WINNIPEG, Manitoba (Reuters) - Parched pastures and crops in Western Canada are driving up cattle-feeding costs, and farmers and analysts expect the changing economics to stem a recent stampede of U.S. cattle being brought over the border.
Canada imported 65,035 head of cattle from the United States from January through June, nearly double the pace of a year earlier when imports of U.S. cattle were at their highest level in 16 years, according to Statistics Canada. Most were young cattle to be fattened on feedlots.
But dry Canadian conditions that have curtailed hay supplies are making it cheaper to fatten cattle in the United States. A drop-off in the supply of Canadian cattle would amplify concerns for feedlots and packers in Canada, where the country’s herd has declined steadily.
Canadian government data on cattle imports lags about two months, so a reduction in U.S. supplies may not be publicly reported until well into autumn.
Rainfall in the past two months has fallen well below normal on the Canadian Prairies, with southern Alberta collecting less than 40 percent of average amounts, according to the federal agriculture department.
With limited supplies of feed grains in Western Canada, and a big U.S. corn crop on the way, it will soon make more sense to fatten cattle in the United States, said Rick Paskal, president of Van Raay Paskal Farms in southern Alberta.
“There’s an old farmer’s tale, that you don’t haul the feed to the cattle, you haul the cattle to the feed. It’s going to be tough to hold these cattle in Canada.”
Charlie Christie, who runs a 400-cow ranch and feedlot near Trochu, Alberta, said he expects dry conditions to curb numbers of U.S. cattle being moved to Canada and also cause more Canadian calves to be sent to the United States.
An early surge of Canadian calves sold to feedlots this fall, as ranchers limit exposure to soaring feed costs, may leave supplies ample for now, said Brian Perillat, senior analyst at Canfax, a market analysis firm.
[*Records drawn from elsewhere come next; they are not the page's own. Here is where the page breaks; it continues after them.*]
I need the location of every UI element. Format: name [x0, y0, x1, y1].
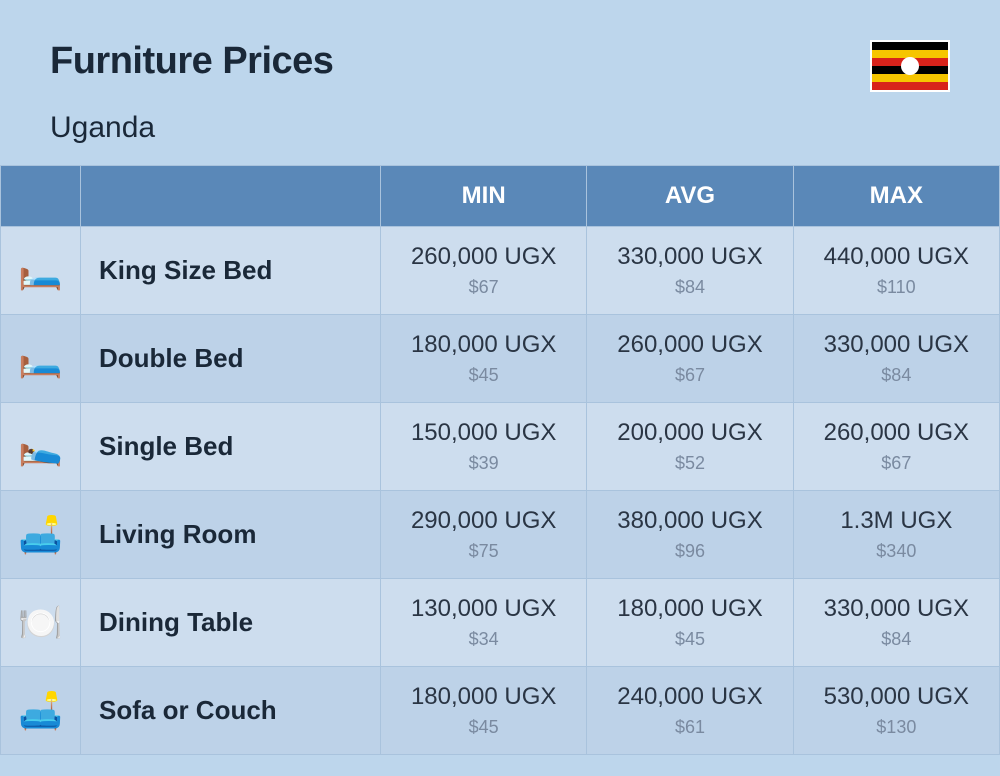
- price-usd: $52: [597, 453, 782, 474]
- price-usd: $45: [391, 365, 576, 386]
- price-cell-min: 180,000 UGX $45: [381, 315, 587, 403]
- price-usd: $67: [391, 277, 576, 298]
- flag-stripe: [872, 82, 948, 90]
- price-usd: $61: [597, 717, 782, 738]
- row-name: Dining Table: [81, 579, 381, 667]
- price-usd: $130: [804, 717, 989, 738]
- price-ugx: 260,000 UGX: [391, 243, 576, 271]
- row-icon: 🛏️: [1, 315, 81, 403]
- price-cell-min: 150,000 UGX $39: [381, 403, 587, 491]
- price-ugx: 240,000 UGX: [597, 683, 782, 711]
- price-ugx: 130,000 UGX: [391, 595, 576, 623]
- flag-emblem: [901, 57, 919, 75]
- row-icon: 🍽️: [1, 579, 81, 667]
- price-ugx: 180,000 UGX: [597, 595, 782, 623]
- price-cell-avg: 330,000 UGX $84: [587, 227, 793, 315]
- column-header-avg: AVG: [587, 166, 793, 227]
- header: Furniture Prices Uganda: [0, 0, 1000, 165]
- row-name: King Size Bed: [81, 227, 381, 315]
- price-usd: $45: [597, 629, 782, 650]
- row-name: Double Bed: [81, 315, 381, 403]
- price-ugx: 330,000 UGX: [597, 243, 782, 271]
- price-cell-min: 180,000 UGX $45: [381, 667, 587, 755]
- price-cell-max: 1.3M UGX $340: [793, 491, 999, 579]
- price-cell-avg: 240,000 UGX $61: [587, 667, 793, 755]
- price-ugx: 440,000 UGX: [804, 243, 989, 271]
- row-icon: 🛋️: [1, 667, 81, 755]
- price-ugx: 380,000 UGX: [597, 507, 782, 535]
- price-usd: $84: [804, 629, 989, 650]
- price-usd: $84: [804, 365, 989, 386]
- price-cell-max: 330,000 UGX $84: [793, 579, 999, 667]
- price-ugx: 1.3M UGX: [804, 507, 989, 535]
- row-name: Living Room: [81, 491, 381, 579]
- price-ugx: 260,000 UGX: [804, 419, 989, 447]
- row-name: Single Bed: [81, 403, 381, 491]
- price-cell-min: 260,000 UGX $67: [381, 227, 587, 315]
- row-icon: 🛌: [1, 403, 81, 491]
- price-usd: $67: [804, 453, 989, 474]
- price-cell-min: 130,000 UGX $34: [381, 579, 587, 667]
- price-ugx: 330,000 UGX: [804, 331, 989, 359]
- page-subtitle: Uganda: [50, 111, 333, 145]
- price-usd: $96: [597, 541, 782, 562]
- price-cell-avg: 380,000 UGX $96: [587, 491, 793, 579]
- price-usd: $45: [391, 717, 576, 738]
- price-ugx: 200,000 UGX: [597, 419, 782, 447]
- row-icon: 🛋️: [1, 491, 81, 579]
- page-title: Furniture Prices: [50, 40, 333, 83]
- column-header-icon: [1, 166, 81, 227]
- price-ugx: 330,000 UGX: [804, 595, 989, 623]
- uganda-flag-icon: [870, 40, 950, 92]
- flag-stripe: [872, 74, 948, 82]
- price-ugx: 180,000 UGX: [391, 683, 576, 711]
- price-cell-avg: 260,000 UGX $67: [587, 315, 793, 403]
- table-row: 🍽️Dining Table 130,000 UGX $34 180,000 UGX $…: [1, 579, 1000, 667]
- table-row: 🛏️King Size Bed 260,000 UGX $67 330,000 UGX…: [1, 227, 1000, 315]
- column-header-max: MAX: [793, 166, 999, 227]
- column-header-min: MIN: [381, 166, 587, 227]
- price-usd: $75: [391, 541, 576, 562]
- table-row: 🛏️Double Bed 180,000 UGX $45 260,000 UGX $67…: [1, 315, 1000, 403]
- table-row: 🛋️Sofa or Couch 180,000 UGX $45 240,000 UGX…: [1, 667, 1000, 755]
- price-usd: $110: [804, 277, 989, 298]
- table-header-row: MIN AVG MAX: [1, 166, 1000, 227]
- column-header-name: [81, 166, 381, 227]
- price-usd: $84: [597, 277, 782, 298]
- price-cell-avg: 180,000 UGX $45: [587, 579, 793, 667]
- table-row: 🛋️Living Room 290,000 UGX $75 380,000 UGX $9…: [1, 491, 1000, 579]
- title-block: Furniture Prices Uganda: [50, 40, 333, 145]
- price-usd: $340: [804, 541, 989, 562]
- price-ugx: 150,000 UGX: [391, 419, 576, 447]
- row-icon: 🛏️: [1, 227, 81, 315]
- row-name: Sofa or Couch: [81, 667, 381, 755]
- price-cell-max: 330,000 UGX $84: [793, 315, 999, 403]
- price-ugx: 290,000 UGX: [391, 507, 576, 535]
- price-usd: $67: [597, 365, 782, 386]
- price-table: MIN AVG MAX 🛏️King Size Bed 260,000 UGX $6…: [0, 165, 1000, 755]
- table-row: 🛌Single Bed150,000 UGX$39200,000 UGX$522…: [1, 403, 1000, 491]
- price-cell-min: 290,000 UGX $75: [381, 491, 587, 579]
- price-ugx: 260,000 UGX: [597, 331, 782, 359]
- flag-stripe: [872, 42, 948, 50]
- price-usd: $39: [391, 453, 576, 474]
- price-ugx: 530,000 UGX: [804, 683, 989, 711]
- price-ugx: 180,000 UGX: [391, 331, 576, 359]
- price-cell-max: 440,000 UGX $110: [793, 227, 999, 315]
- price-cell-max: 530,000 UGX $130: [793, 667, 999, 755]
- price-usd: $34: [391, 629, 576, 650]
- price-cell-max: 260,000 UGX $67: [793, 403, 999, 491]
- price-cell-avg: 200,000 UGX $52: [587, 403, 793, 491]
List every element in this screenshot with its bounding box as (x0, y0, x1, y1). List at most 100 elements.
Some ranchers are also culling their herds more than usual, putting more cattle on the market this year.
But longer-term, the Canadian herd’s decline raises concerns about how to compete with the expanding United States numbers, Perillat said.
Canada, the sixth-largest beef exporter, had 11 million head of beef cattle as of July 1, a number that fell for the 13th straight year, according to Statistics Canada. But Canada will likely slaughter the most cattle in eight years in 2018, Perillat said, as the larger numbers of U.S. imports work through the supply chain.
A new plant, Harmony Beef, opened in Alberta last year, while Cargill Ltd and JBS USA operate larger plants.
Montana and Wyoming feedlots face similar high feed costs due to dry weather as Canada, so more cattle may end up further south in Texas, Kansas and Nebraska, said John Ginzel, analyst at The Linn Group in Chicago.
The U.S. cattle herd will this year reach nearly 133 million head, its largest level in 10 years, according to U.S. Department of Agriculture (USDA) data.